Do rodziców chcę raz na 3-4 tygodnie pojechać. Znaczy już tak jeżdżę. A do tłuczenia się po mieście mam miastowy rower z szerokimi oponami, które nie wpadają w szyny tramwajowe. Na trasę nie potrzebuję szerokich opon i stąd cała moja rozkmina.

Napisano

Cześć. Zrobiłem kilka wycieczek na mtb 26 z założonymi slickami michelin xc road 26x1.4. Prędkości przelotowe wzrosły przy mniejszym nakładzie sił. Na komfort też nie narzekałem. Także ja rekomenduje opcje nr 1. Btw. Sprawdź pw bo akurat mam takie opony w piwnicy i się tylko kurzą ;)

Napisano

Będziesz jechał na czas?

Ja robiłem a w zasadzie robię trasy 150-170 na: maxis aspen, geax barro, vittoria barzo, dancing ralph, zależy co tam akurat wpadnie, rozmiar 26x2.1-2,25, ciśnienie umiarkowane. 

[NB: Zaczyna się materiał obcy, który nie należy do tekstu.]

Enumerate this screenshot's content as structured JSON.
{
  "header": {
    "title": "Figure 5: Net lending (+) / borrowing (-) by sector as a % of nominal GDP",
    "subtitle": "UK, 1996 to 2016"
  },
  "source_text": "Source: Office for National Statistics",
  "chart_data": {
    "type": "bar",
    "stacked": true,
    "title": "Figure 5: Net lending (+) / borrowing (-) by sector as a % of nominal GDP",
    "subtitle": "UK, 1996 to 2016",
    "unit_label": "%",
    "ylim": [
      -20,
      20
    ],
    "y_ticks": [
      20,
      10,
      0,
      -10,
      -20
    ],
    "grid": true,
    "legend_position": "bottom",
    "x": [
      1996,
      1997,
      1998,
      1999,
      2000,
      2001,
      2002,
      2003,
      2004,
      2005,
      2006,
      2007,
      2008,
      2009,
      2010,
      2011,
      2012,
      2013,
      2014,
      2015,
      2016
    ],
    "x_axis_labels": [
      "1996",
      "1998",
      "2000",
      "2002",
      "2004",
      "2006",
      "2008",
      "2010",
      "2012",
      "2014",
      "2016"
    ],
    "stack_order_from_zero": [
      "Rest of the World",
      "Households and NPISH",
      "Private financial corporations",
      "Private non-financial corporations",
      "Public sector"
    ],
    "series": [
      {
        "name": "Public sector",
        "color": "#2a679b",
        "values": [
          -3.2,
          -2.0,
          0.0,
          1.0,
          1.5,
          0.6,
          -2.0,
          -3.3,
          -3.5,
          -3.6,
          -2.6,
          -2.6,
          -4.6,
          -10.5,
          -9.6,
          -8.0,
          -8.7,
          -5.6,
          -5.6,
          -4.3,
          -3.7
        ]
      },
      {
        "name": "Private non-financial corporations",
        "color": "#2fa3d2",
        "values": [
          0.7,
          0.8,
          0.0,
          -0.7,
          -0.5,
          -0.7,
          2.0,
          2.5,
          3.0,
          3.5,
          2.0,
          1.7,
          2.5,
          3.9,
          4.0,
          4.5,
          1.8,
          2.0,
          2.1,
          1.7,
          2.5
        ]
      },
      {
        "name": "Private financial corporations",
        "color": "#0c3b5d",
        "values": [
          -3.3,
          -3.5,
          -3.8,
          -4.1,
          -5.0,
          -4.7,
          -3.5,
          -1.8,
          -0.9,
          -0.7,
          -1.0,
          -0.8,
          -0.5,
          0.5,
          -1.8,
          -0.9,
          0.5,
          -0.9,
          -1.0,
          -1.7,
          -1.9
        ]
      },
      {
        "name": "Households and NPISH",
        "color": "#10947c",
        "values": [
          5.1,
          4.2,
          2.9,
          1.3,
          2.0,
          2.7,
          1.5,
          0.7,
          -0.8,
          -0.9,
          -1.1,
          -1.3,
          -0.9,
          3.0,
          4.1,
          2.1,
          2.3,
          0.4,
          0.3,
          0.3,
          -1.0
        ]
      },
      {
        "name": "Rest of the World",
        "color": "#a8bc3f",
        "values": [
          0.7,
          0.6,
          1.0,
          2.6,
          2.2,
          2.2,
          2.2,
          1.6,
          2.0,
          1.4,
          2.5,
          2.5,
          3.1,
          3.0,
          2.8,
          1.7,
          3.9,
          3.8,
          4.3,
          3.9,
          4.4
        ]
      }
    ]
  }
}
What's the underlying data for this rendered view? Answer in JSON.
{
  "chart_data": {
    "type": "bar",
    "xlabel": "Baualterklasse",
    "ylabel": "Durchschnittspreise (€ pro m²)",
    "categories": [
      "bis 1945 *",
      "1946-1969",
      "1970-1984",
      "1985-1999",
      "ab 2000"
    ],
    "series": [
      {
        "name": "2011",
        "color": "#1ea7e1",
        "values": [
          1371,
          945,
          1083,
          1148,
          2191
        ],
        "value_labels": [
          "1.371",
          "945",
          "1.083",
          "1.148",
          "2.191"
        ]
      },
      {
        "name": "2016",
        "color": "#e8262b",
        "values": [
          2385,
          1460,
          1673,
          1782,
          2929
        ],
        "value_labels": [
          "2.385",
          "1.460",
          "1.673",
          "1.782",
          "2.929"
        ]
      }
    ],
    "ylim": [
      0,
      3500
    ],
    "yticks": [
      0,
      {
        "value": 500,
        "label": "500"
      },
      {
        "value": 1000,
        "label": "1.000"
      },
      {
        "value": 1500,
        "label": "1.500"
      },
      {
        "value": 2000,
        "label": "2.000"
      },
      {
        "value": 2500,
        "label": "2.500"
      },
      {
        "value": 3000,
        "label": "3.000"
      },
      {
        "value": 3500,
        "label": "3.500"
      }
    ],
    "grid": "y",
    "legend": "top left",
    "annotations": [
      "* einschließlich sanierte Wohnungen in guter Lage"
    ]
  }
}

Wolę trochę zmęczyć nogę niż dostać w d....

Napisano

jestem tego samego zdania co kolega wyżej :P, asfalty w mojej okolicy (kotlina kłodzka) skutecznie mnie wyleczyły z wąskich opon :D mało tego na race kingach 2.0 wykręcam lepsze średnie i jest mi o wiele wygodniej jak na continentalach travel contact 28x1.6 które miałem wcześniej :o

Napisano

Będziesz jechał na czas?(...)

Nie, nie na czas. Po prostu jeżdżę z Poznania do rodziców na południe Wielkopolski (kawałek za Poniec) i zauważyłem, że 99% trasy to asfalt (z czego jakieś 70% to naprawdę dobry alfalt). No i może można szybciej lub lżej. Stąd ten temat. I tak, mam linię kolejową wzdłuż trasy, ale jestem na PKP od kilku lat obrażony za traktowania pasażerów jak gówna.

Napisano

Widzę, że co człowiek, to opinia. Postanowiłem w takim razie sam posprawdzać. Na razie na warsztat idą całkiem łyse Michelin XC Road (1.4 x 26 albo 35 x 559), bo grucha34 się zlitował i sprzedał mi po taniości;)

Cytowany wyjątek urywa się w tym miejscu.